My previous counsel to you still stands:-

"Your man is very much more afraid of his mother far more than he is afraid of you and still actively seeks her approval. His own inertia stopped him from saying anything and that simply hurts him as well as you. His latest behaviour re this pushchair is yet another continuation of not wanting to upset his mother (because he does not want to be on the receiving end of her histrionics)". He grew up with all her dysfunction and regards this as normal. Like many adult children of such dysfunctional parents he still actively seeks his parents approval (approval she in particular will never give him).

If he cannot and continues not to say anything to upset the apple cart then you need to do so for your child's sake as well as your own. You also need firm, higher and consistently applied boundaries. His parents will emotionally harm your child in not too dissimilar ways in how your partner has been emotionally harmed as well.

You do not have to spend time with people who behave badly and undermine you both as parents, your partner needs to be reminded that he is being undermined in his authority as well when his mother wants her own way. Family are not binding. If the current levels of contact with her are still too much for you then lower this further.

Missgraeme Wed 03-Aug-16 10:06:26

Take the pushchair and sell it. Tell mil u did - as like u told her u didn't need /want it. Show her u are taking control of her attempts to control u. Buy something u want the baby to have!!
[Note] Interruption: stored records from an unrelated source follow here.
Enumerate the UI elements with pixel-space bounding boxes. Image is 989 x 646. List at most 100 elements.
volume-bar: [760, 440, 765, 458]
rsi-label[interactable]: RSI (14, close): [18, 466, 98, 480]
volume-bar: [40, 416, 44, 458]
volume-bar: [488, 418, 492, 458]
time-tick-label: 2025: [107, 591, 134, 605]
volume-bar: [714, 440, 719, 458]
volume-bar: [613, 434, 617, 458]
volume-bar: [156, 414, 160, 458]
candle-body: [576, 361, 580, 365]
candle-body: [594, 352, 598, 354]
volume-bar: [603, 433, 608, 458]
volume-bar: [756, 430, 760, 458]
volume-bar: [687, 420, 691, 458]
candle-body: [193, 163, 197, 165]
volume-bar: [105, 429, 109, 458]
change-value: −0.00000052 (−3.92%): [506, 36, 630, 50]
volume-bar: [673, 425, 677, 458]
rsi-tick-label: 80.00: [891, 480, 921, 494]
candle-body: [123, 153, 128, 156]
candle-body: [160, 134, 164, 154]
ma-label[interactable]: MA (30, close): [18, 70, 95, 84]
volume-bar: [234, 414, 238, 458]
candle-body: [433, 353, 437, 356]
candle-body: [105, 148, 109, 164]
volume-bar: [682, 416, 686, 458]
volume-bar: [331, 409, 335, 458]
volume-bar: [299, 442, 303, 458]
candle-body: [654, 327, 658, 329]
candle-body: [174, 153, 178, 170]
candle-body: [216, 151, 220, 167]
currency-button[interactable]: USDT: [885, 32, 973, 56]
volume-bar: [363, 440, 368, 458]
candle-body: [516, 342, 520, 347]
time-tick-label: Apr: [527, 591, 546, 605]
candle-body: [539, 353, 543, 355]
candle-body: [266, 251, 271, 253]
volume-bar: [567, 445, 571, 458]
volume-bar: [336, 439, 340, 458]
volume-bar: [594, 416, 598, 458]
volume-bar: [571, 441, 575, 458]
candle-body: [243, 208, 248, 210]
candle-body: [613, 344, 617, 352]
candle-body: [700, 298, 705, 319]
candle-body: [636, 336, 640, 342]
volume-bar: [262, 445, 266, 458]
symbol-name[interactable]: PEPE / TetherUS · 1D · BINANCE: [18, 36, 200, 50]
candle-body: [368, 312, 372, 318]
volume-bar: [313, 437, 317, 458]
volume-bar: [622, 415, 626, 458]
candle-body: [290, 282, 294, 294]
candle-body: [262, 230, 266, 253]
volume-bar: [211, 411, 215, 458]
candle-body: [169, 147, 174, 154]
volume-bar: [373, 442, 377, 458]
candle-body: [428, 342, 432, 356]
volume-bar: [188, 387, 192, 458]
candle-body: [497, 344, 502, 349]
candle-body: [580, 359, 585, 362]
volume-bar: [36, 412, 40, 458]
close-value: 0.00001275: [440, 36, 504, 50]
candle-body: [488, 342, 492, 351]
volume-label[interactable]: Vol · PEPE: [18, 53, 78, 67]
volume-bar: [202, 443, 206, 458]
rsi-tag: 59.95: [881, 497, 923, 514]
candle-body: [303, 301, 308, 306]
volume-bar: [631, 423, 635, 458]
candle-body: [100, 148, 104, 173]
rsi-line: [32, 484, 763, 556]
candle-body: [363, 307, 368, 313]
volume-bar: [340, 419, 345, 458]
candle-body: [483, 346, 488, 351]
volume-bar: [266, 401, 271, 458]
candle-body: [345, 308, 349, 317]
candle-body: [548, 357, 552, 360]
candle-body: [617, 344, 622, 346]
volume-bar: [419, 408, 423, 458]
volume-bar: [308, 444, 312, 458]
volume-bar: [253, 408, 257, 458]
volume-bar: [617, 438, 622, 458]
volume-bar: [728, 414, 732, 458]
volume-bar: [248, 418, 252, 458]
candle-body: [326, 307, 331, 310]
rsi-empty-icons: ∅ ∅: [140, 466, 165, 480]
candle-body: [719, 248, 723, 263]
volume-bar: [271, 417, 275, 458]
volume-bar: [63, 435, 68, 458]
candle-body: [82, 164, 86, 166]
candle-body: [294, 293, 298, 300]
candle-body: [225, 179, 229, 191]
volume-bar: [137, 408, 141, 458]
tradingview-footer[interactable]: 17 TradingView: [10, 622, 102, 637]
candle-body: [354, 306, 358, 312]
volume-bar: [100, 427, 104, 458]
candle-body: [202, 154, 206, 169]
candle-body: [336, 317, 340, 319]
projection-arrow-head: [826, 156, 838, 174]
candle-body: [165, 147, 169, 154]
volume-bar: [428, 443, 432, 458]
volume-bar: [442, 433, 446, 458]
emmyr84 Wed 03-Aug-16 12:10:55

Dragons, she isn't being blocked at every attempt. She's been utterly vile to me. Announcing my gestational diabetes to our table at a family wedding. Trying to persuade dh to buy another pram (while I was at the till arranging delivery of the one we'd chosen). Taking my baby from my arms in hospital, despite me telling her to wait a minute and later telling me she had seen the look on my face but still done it anyway. To taking my dd into her workplace, knowing I suffered from anxiety, that we couldn't follow and causing a near full blown panic attack. Amongst several other incidents. And through all of this my dh has been useless. Forgive me for not wanting to give her the control that she obviously wants!

Attila, I think it was you who suggested I buy a particular book. I've downloaded it today and will be getting stuck into it once dd goes to sleep tonight.

I really am contemplating lowering contact even further because it really is getting ridiculous and dh has proven time and time again that he isn't fussed about me or my feelings. She's even resorted to dropping hints about starting weaning (I think so she can take dd out on her own). Though I'm in no rush to do so as dd is thriving on bf and the current guidelines are not to start weaning until 6 months if possible.